In a June 5, 2026 opinion column, Colombian outlet Semana reported that 84% of companies have seen employees using unauthorized AI tools, a phenomenon dubbed "shadow AI." The piece highlights new regional data presented at the Spark 2026 event in Bogotá and argues that unchecked AI use is expanding attack surfaces faster than corporate security teams can respond.
This article aggregates reporting from 1 news source. The TL;DR is AI-generated from original reporting. Race to AGI's analysis provides editorial context on implications for AGI development.
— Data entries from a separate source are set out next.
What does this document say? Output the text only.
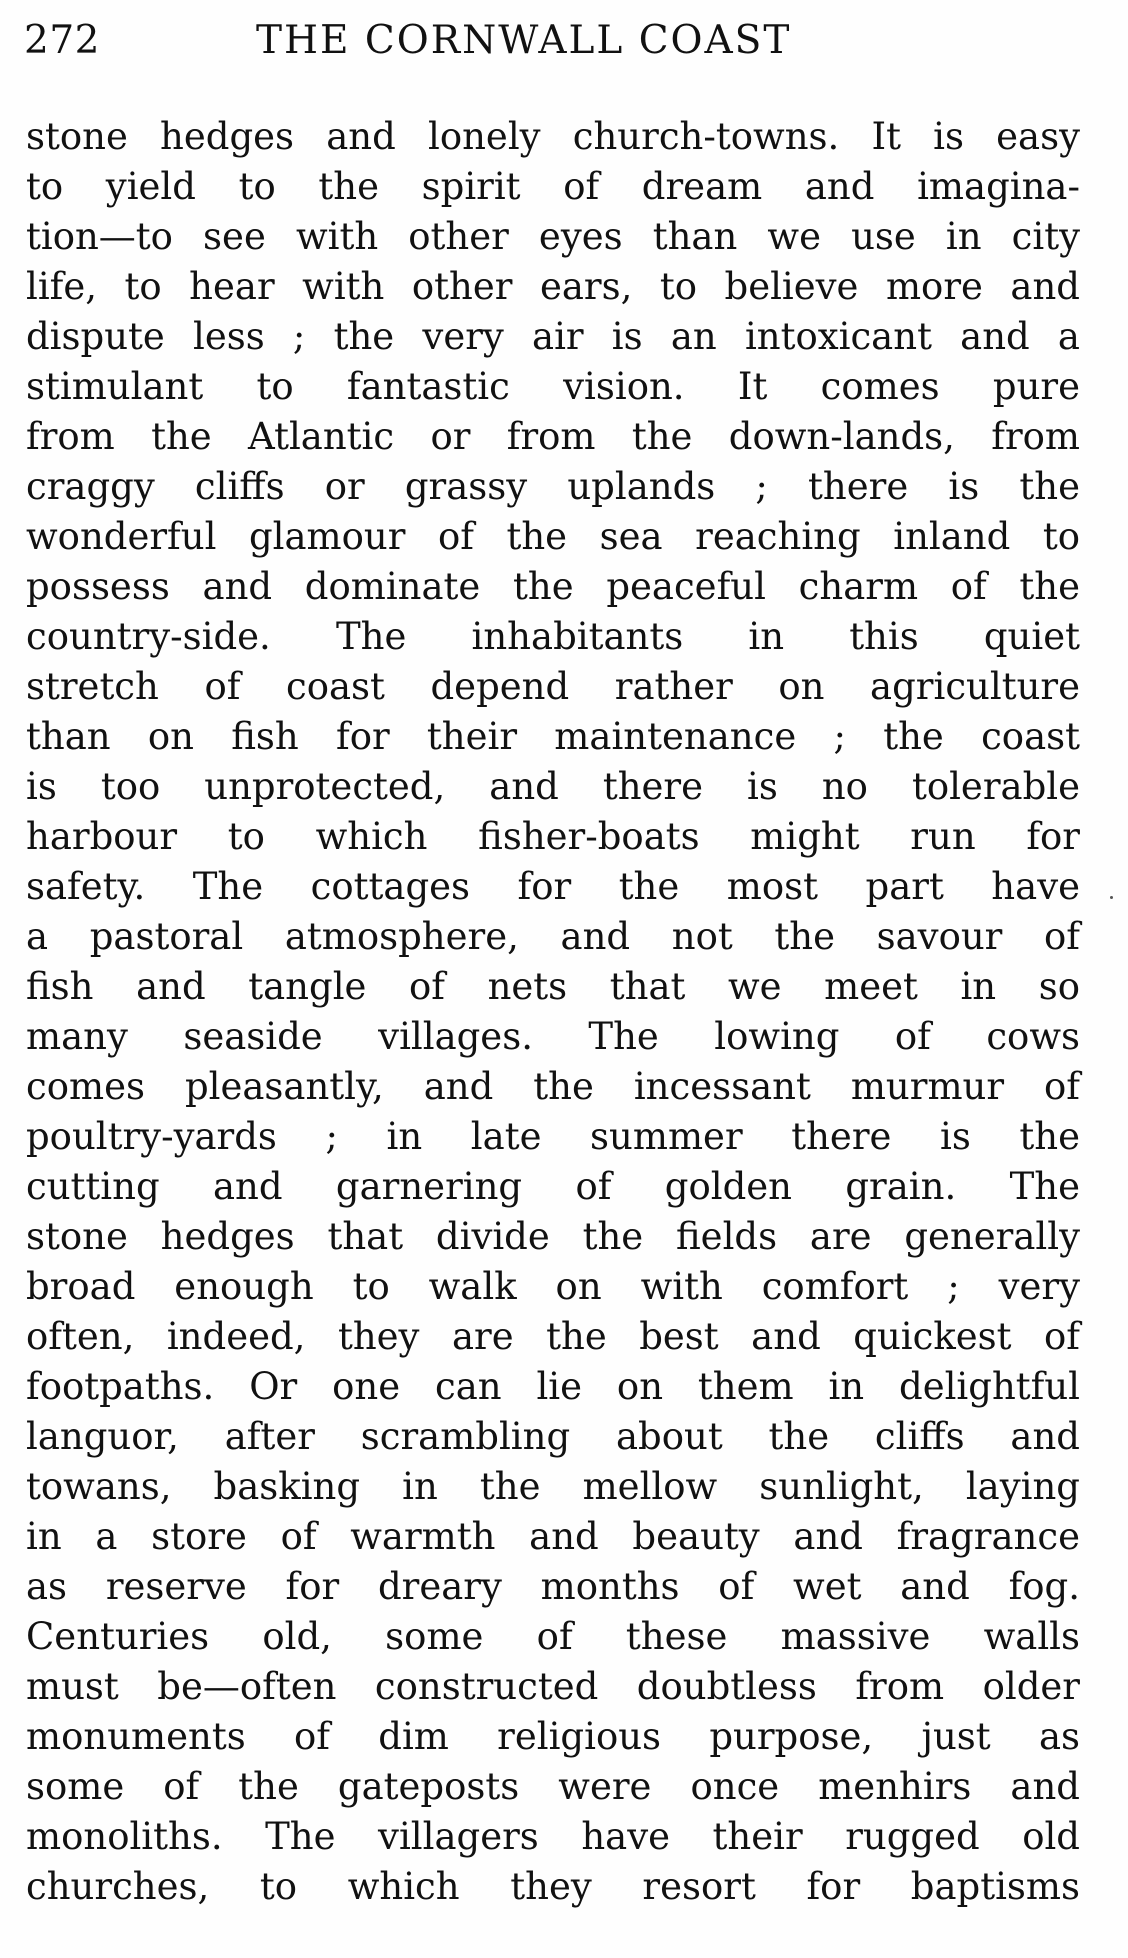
272	THE CORNWALL COAST
stone hedges and lonely church-towns. It is easy
to yield to the spirit of dream and imagina-
tion—to see with other eyes than we use in city
life, to hear with other ears, to believe more and
dispute less ; the very air is an intoxicant and a
stimulant to fantastic vision. It comes pure
from the Atlantic or from the down-lands, from
craggy cliffs or grassy uplands ; there is the
wonderful glamour of the sea reaching inland to
possess and dominate the peaceful charm of the
country-side. The inhabitants in this quiet
stretch of coast depend rather on agriculture
than on fish for their maintenance ; the coast
is too unprotected, and there is no tolerable
harbour to which fisher-boats might run for
safety. The cottages for the most part have
a pastoral atmosphere, and not the savour of
fish and tangle of nets that we meet in so
many seaside villages. The lowing of cows
comes pleasantly, and the incessant murmur of
poultry-yards ; in late summer there is the
cutting and garnering of golden grain. The
stone hedges that divide the fields are generally
broad enough to walk on with comfort ; very
often, indeed, they are the best and quickest of
footpaths. Or one can lie on them in delightful
languor, after scrambling about the cliffs and
towans, basking in the mellow sunlight, laying
in a store of warmth and beauty and fragrance
as reserve for dreary months of wet and fog.
Centuries old, some of these massive walls
must be—often constructed doubtless from older
monuments of dim religious purpose, just as
some of the gateposts were once menhirs and
monoliths. The villagers have their rugged old
churches, to which they resort for baptisms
Semana’s column puts a Latin American lens on a global issue: AI adoption is no longer something central IT rolls out; it’s something employees quietly bring in. Shadow AI—staff pasting source code or customer data into consumer tools without approval—means that organizations are already running on AI long before they have monitoring, governance, or legal frameworks in place. The piece ties this to recent incidents like Meta’s AI support bot being socially engineered into account takeovers, underscoring that the weak link is not just model vulnerability but how humans route sensitive processes through opaque systems. For the AGI race, this is a reminder that capability deployment is outpacing institutional adaptation everywhere, not just in Silicon Valley or Beijing. As companies in markets like Colombia, Mexico and Brazil lean on off‑the‑shelf AI to stay competitive, they are inadvertently stress‑testing real‑world failure modes and data‑leak pathways at scale. That will create demand for local security vendors, policy responses, and eventually regional AI infrastructure that promises more control than global, US‑centric tools.